US shippers brace for sharper intermodal rates hikes

That’s an acceleration from the 1.3 percent increase shippers expected in the second quarter and 0.8 percentage points higher than their forecasts from a year ago, according to New York-based investment research firm’s survey of roughly 600 shippers with more than $10 billion in total transportation spend.

The anticipated rise in intermodal rates still lags expectations for truckload pricing increases, which surveyed shippers forecast will increase 3.4 percent over the next 12 months. Wolfe Research said. Shippers said they saw truckload rates rise 3.9 percent year-over-year on average in the second quarter. The report didn’t disclose the scope of intermodal rate increases shippers saw in the second quarter — only that they expects a sharper increase in rates.

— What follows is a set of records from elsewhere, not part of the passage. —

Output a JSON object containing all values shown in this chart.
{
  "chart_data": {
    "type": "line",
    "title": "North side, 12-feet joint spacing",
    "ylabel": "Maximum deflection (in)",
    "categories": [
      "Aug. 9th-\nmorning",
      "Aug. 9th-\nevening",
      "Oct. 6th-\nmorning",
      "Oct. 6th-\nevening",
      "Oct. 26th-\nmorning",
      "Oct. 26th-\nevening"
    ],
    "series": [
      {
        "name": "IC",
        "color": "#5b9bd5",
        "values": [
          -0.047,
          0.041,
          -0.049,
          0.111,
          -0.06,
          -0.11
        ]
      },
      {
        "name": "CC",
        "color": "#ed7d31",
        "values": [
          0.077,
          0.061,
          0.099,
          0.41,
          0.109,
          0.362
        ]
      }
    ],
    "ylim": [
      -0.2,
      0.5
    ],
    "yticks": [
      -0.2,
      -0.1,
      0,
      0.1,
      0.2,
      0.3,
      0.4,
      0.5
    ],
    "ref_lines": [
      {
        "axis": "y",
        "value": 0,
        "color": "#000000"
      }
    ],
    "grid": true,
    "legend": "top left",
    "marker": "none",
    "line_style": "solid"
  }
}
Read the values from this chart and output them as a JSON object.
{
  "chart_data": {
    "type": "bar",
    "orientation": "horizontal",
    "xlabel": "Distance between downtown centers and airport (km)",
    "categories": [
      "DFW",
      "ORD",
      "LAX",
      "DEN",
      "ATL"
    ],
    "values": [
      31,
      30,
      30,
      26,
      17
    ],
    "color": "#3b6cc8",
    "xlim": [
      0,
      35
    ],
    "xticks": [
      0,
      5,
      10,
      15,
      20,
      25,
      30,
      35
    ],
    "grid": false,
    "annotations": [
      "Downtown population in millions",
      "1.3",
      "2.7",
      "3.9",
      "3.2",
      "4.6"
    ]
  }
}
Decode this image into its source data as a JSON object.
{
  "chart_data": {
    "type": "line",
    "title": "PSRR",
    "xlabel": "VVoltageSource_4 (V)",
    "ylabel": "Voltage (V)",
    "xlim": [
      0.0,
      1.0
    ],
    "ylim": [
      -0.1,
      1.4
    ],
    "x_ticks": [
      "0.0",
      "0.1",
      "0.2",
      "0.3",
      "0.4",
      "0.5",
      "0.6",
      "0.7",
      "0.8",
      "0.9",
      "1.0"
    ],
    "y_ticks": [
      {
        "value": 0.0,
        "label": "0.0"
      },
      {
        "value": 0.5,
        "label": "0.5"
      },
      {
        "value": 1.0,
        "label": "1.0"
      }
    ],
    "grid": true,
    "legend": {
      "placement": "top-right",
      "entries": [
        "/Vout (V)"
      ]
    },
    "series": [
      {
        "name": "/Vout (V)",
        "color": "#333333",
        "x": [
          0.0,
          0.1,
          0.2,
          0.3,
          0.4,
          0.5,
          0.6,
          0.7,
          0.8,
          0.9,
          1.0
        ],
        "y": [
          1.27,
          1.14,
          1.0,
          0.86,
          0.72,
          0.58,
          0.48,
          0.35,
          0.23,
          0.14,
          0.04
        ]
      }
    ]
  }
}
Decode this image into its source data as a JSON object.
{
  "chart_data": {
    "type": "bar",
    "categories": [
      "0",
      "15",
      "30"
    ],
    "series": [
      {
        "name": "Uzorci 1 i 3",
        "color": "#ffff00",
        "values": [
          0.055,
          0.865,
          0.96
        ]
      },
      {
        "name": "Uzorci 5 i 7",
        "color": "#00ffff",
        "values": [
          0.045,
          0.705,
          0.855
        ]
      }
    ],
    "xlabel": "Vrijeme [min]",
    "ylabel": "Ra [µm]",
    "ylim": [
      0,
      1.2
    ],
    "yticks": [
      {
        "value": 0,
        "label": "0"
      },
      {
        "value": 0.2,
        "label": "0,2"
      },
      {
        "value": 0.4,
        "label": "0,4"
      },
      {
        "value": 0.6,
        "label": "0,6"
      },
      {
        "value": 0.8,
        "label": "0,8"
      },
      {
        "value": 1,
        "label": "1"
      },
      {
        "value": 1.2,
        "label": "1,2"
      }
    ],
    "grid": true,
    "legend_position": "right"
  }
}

“We believe intermodal rates ultimately remain driven by the direction of truckload pricing,” Wolfe Research said. “So with rising (truckload) pricing, we would expect to see continued strength in intermodal pricing.”

Intermodal pricing, both for domestic and international equipment, rose on average about 4 percent year-over-year in the early months of this year, Eric Starks, president of FTR, an Indiana-based research and consulting firm, told JOC.com in August.  But rates will likely end the year 3 percent to 4 percent higher than in 2013, he said.

That forecast roughly parallels what the Cass Information Systems and Avondale Partners have been tracking through their Cass Intermodal Price Index, based on data from freight bills submitted by the freight bill payment company’s clients, totaling more than $23 billion last year.

Domestic intermodal pricing in August rose 3.5 percent year-over-year, according to the index, calculated by Avondale Partners using Cass data. Avondale Partners, an equity research firm, expect domestic intermodal pricing to rise this year a low-single digit clip, “as a tighter truckload environment offers an umbrella for higher pricing.”

Seventy-one percent of surveyed shippers told Wolfe Research they expect tighter truckload capacity over the next 12 months. Of the group, 27 percent expect capacity to remain static and only 2 percent of shippers expect more truckload capacity to come online over the next 12 months.

“Into better demand, but no material increases in (truckload fleets) and no near-term improvements in rail intermodal service levels, we expect (truckload) capacity to remain tight well into next year,” Wolfe Research said.

The Class I railroad industry’s third-quarter earning period kicks off with CSX Transportation releasing its results Tuesday. The other major railroads — except for privately-held BNSF Railway, will report earnings in the following weeks.